Günter Grass plädiert für polnisch-deutsche Versöhnung und geriatrischen Sex  ■ Von Willi Winkler

Sie drängten uns, kaum daß wir die Nase über die Tischkante zu heben vermochten, in die Ecke, keilten uns ein links und rechts, und dann erzählten sie: Wie wunderbar das war damals, als noch richtige Repression herrschte, Brentano und sein Horst-Wessel-Vergleich für Bert Brecht und Ludwig Erhard mit seinen Pinschern und der Adenauer mit seinem Globke, und Hochhuth und der Papst und die Rechtspresse und alles. Nur einen Fels linker Beständigkeit gab es, einen Hort der forschrittlichen Literatur, und das, hätten Sie's gewußt, war die Gruppe47. Ja, wir wußten das schon.

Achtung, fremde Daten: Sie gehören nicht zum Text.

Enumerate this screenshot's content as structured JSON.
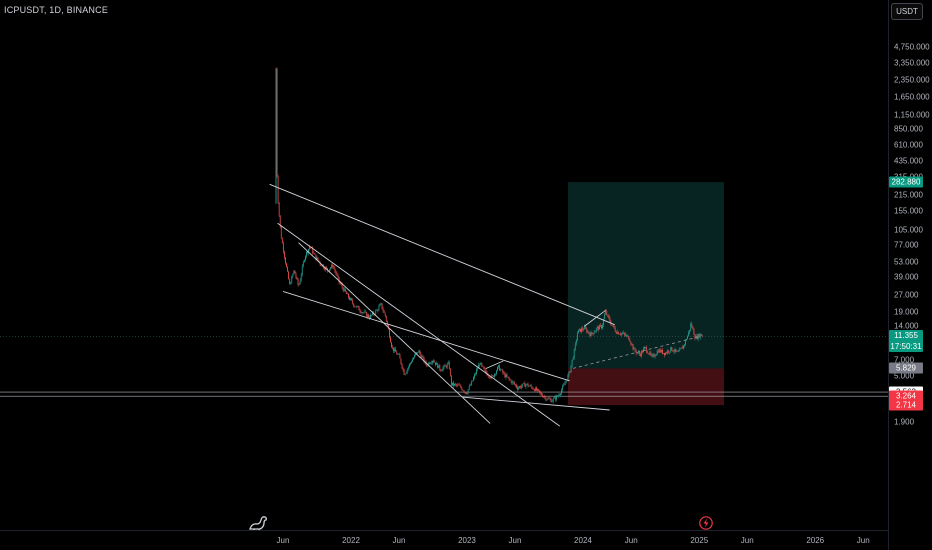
{
  "header": {
    "symbol_title": "ICPUSDT, 1D, BINANCE",
    "currency_button": "USDT"
  },
  "colors": {
    "up": "#26a69a",
    "down": "#ef5350",
    "trendline": "#d1d4dc",
    "profit_zone": "rgba(38,166,154,0.22)",
    "loss_zone": "rgba(242,54,69,0.28)",
    "current_price": "#089981",
    "entry_price": "#787b86"
  },
  "icons": {
    "logo": "tradingview-dino-icon",
    "bolt": "bolt-icon"
  },
  "chart_data": {
    "type": "candlestick",
    "title": "ICPUSDT, 1D, BINANCE",
    "y_scale": "log",
    "ylim": [
      1.6,
      6000
    ],
    "x_tick_labels": [
      "Jun",
      "2022",
      "Jun",
      "2023",
      "Jun",
      "2024",
      "Jun",
      "2025",
      "Jun",
      "2026",
      "Jun"
    ],
    "x_tick_dates": [
      "2021-06",
      "2022-01",
      "2022-06",
      "2023-01",
      "2023-06",
      "2024-01",
      "2024-06",
      "2025-01",
      "2025-06",
      "2026-01",
      "2026-06"
    ],
    "y_tick_labels": [
      "4,750.000",
      "3,350.000",
      "2,350.000",
      "1,650.000",
      "1,150.000",
      "850.000",
      "610.000",
      "435.000",
      "315.000",
      "215.000",
      "155.000",
      "105.000",
      "77.000",
      "53.000",
      "39.000",
      "27.000",
      "19.000",
      "14.000",
      "7.000",
      "5.000",
      "1.900"
    ],
    "y_tick_values": [
      4750,
      3350,
      2350,
      1650,
      1150,
      850,
      610,
      435,
      315,
      215,
      155,
      105,
      77,
      53,
      39,
      27,
      19,
      14,
      7,
      5,
      1.9
    ],
    "price_path": [
      [
        "2021-05-10",
        3000
      ],
      [
        "2021-05-12",
        400
      ],
      [
        "2021-05-17",
        180
      ],
      [
        "2021-05-25",
        95
      ],
      [
        "2021-06-08",
        55
      ],
      [
        "2021-06-22",
        33
      ],
      [
        "2021-07-06",
        45
      ],
      [
        "2021-07-20",
        32
      ],
      [
        "2021-08-08",
        60
      ],
      [
        "2021-08-25",
        75
      ],
      [
        "2021-09-10",
        60
      ],
      [
        "2021-10-01",
        50
      ],
      [
        "2021-10-20",
        45
      ],
      [
        "2021-11-05",
        50
      ],
      [
        "2021-11-25",
        35
      ],
      [
        "2021-12-15",
        28
      ],
      [
        "2022-01-10",
        22
      ],
      [
        "2022-02-05",
        19
      ],
      [
        "2022-02-28",
        17
      ],
      [
        "2022-03-20",
        19
      ],
      [
        "2022-04-05",
        22
      ],
      [
        "2022-04-20",
        17
      ],
      [
        "2022-05-10",
        9
      ],
      [
        "2022-06-01",
        7.5
      ],
      [
        "2022-06-18",
        5.2
      ],
      [
        "2022-07-10",
        6.8
      ],
      [
        "2022-08-01",
        8.4
      ],
      [
        "2022-08-25",
        6.3
      ],
      [
        "2022-09-15",
        7.0
      ],
      [
        "2022-10-10",
        5.7
      ],
      [
        "2022-11-05",
        6.4
      ],
      [
        "2022-11-12",
        4.2
      ],
      [
        "2022-12-10",
        4.0
      ],
      [
        "2022-12-30",
        3.5
      ],
      [
        "2023-01-15",
        4.3
      ],
      [
        "2023-02-10",
        6.5
      ],
      [
        "2023-02-25",
        5.5
      ],
      [
        "2023-03-20",
        4.8
      ],
      [
        "2023-04-10",
        6.0
      ],
      [
        "2023-05-01",
        5.0
      ],
      [
        "2023-06-10",
        3.9
      ],
      [
        "2023-07-05",
        4.2
      ],
      [
        "2023-08-01",
        3.8
      ],
      [
        "2023-09-10",
        3.1
      ],
      [
        "2023-09-25",
        3.0
      ],
      [
        "2023-10-15",
        3.3
      ],
      [
        "2023-11-01",
        4.0
      ],
      [
        "2023-11-20",
        5.4
      ],
      [
        "2023-12-05",
        8.5
      ],
      [
        "2023-12-15",
        12.5
      ],
      [
        "2024-01-05",
        13.5
      ],
      [
        "2024-01-25",
        11.8
      ],
      [
        "2024-02-15",
        13.5
      ],
      [
        "2024-03-01",
        14.0
      ],
      [
        "2024-03-12",
        19.0
      ],
      [
        "2024-03-28",
        15.0
      ],
      [
        "2024-04-15",
        12.5
      ],
      [
        "2024-05-05",
        12.0
      ],
      [
        "2024-05-25",
        11.0
      ],
      [
        "2024-06-10",
        8.5
      ],
      [
        "2024-06-28",
        7.8
      ],
      [
        "2024-07-15",
        9.0
      ],
      [
        "2024-08-05",
        7.3
      ],
      [
        "2024-08-25",
        8.5
      ],
      [
        "2024-09-15",
        8.0
      ],
      [
        "2024-10-05",
        8.8
      ],
      [
        "2024-10-25",
        8.0
      ],
      [
        "2024-11-12",
        9.3
      ],
      [
        "2024-11-28",
        12.0
      ],
      [
        "2024-12-06",
        14.8
      ],
      [
        "2024-12-20",
        11.0
      ],
      [
        "2025-01-05",
        11.8
      ],
      [
        "2025-01-12",
        11.355
      ]
    ],
    "trendlines": [
      {
        "from": [
          "2021-04-20",
          270
        ],
        "to": [
          "2024-04-10",
          14.5
        ]
      },
      {
        "from": [
          "2021-05-15",
          120
        ],
        "to": [
          "2023-10-20",
          1.75
        ]
      },
      {
        "from": [
          "2021-06-01",
          29
        ],
        "to": [
          "2023-11-20",
          4.5
        ]
      },
      {
        "from": [
          "2022-12-20",
          3.2
        ],
        "to": [
          "2024-03-25",
          2.45
        ]
      },
      {
        "from": [
          "2021-07-20",
          80
        ],
        "to": [
          "2023-03-15",
          1.85
        ]
      },
      {
        "from": [
          "2023-03-01",
          5.8
        ],
        "to": [
          "2023-04-25",
          6.8
        ]
      },
      {
        "from": [
          "2024-01-05",
          14.0
        ],
        "to": [
          "2024-03-12",
          19.5
        ]
      }
    ],
    "position_tool": {
      "start": "2023-11-15",
      "end": "2025-03-20",
      "entry": 5.829,
      "target": 282.88,
      "stop": 2.714,
      "dashed_from": [
        "2023-12-01",
        5.829
      ],
      "dashed_to": [
        "2025-01-05",
        11.355
      ]
    },
    "horizontal_lines": [
      11.355,
      3.563,
      3.264
    ],
    "price_badges": [
      {
        "label": "282.880",
        "value": 282.88,
        "color": "#089981"
      },
      {
        "label": "11.355",
        "sub": "17:50:31",
        "value": 11.355,
        "color": "#089981"
      },
      {
        "label": "5.829",
        "value": 5.829,
        "color": "#787b86"
      },
      {
        "label": "3.563",
        "value": 3.563,
        "color": "#ffffff",
        "text_color": "#131722"
      },
      {
        "label": "3.264",
        "value": 3.264,
        "color": "#f23645"
      },
      {
        "label": "2.714",
        "value": 2.714,
        "color": "#f23645"
      }
    ]
  }
}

Und wenn sie uns dann richtig eingezwängt hatten, daß wir nicht mehr ein noch aus wußten, dann mußten wir uns die Kriegserzählungen der Alten anhören, wie einmal ein jüngerer Mensch mit einem gewaltig-ostischen Schnauzer aus einem unsauberen Manuskript las, und das nachmalige Maschinengewehr der deutschen Literaturkritik (früher 'FAZ‘, heute Wetten, daß...), das RR dahinrollen ließ, aufhörte zu schreiben und nur noch bewunderte. Das war, euch Jüngeren sei's gesagt, sagten sie uns, das war die Geburtsstunde der deutschen Nachkriegsliteratur, das war die Blechtrommel von Günter Grass.

Was hätte man auch mehr schätzen können als diese Stellen, vor denen uns unsere Eltern lieber bewahrt hätten: der Pferdekopf mit den Aalen; der eifersüchtige Oskar Matzerath, der den Verkehr seines Vaters mit Maria vorzeitig abbricht; das Wettonanieren auf dem Wrack...

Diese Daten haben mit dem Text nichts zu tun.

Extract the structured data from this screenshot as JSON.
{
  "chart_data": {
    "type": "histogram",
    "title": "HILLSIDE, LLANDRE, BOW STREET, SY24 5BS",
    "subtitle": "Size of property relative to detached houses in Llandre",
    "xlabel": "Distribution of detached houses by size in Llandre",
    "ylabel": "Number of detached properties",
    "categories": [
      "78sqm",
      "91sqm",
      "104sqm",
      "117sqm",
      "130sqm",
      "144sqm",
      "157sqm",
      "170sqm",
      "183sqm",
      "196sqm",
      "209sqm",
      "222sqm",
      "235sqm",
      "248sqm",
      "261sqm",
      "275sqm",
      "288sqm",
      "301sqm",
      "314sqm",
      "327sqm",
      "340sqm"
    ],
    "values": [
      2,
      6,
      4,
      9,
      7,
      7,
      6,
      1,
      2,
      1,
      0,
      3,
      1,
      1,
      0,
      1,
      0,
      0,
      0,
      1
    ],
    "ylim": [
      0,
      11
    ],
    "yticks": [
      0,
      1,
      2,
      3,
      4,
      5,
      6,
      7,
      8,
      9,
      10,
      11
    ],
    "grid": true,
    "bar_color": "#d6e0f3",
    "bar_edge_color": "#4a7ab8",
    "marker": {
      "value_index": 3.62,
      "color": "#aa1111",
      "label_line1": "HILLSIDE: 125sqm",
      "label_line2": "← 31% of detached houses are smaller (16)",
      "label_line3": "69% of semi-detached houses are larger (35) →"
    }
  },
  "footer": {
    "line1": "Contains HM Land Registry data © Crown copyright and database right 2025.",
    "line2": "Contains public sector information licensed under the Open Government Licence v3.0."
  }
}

Grass, unser lieber Herr Grass, das Schreckgespenst mit dem Schnauzer, kam wie Oskar aus der Tiefe der fünziger Jahre, aus den Existentialistenkellern, in denen er getrommelt und das Waschbrett bedient hatte. Er war ein Jazzer, der in Paris als später Nachfahr der Avantgarde in den Straßencafés herumgelungert und in einem feuchten Keller an seinem Jahrhundertroman geschrieben hatte; der Künstler, der erst in Stein, dann in Ton, schließlich auf Papier arbeitete und dabei mächtig, nach Handwerkerart, die Sprache hernahm. Als in der Gruppe47 noch die kleinen festen Brüste als gewagt und Ausweis der Bekanntschaft mit dem Weibe galten, polterte der wüste Grass herein, fiel aber nicht etwa unangenehm auf, sondern wurde sogleich begeistert gefeiert. Endlich, da war es, das Neue!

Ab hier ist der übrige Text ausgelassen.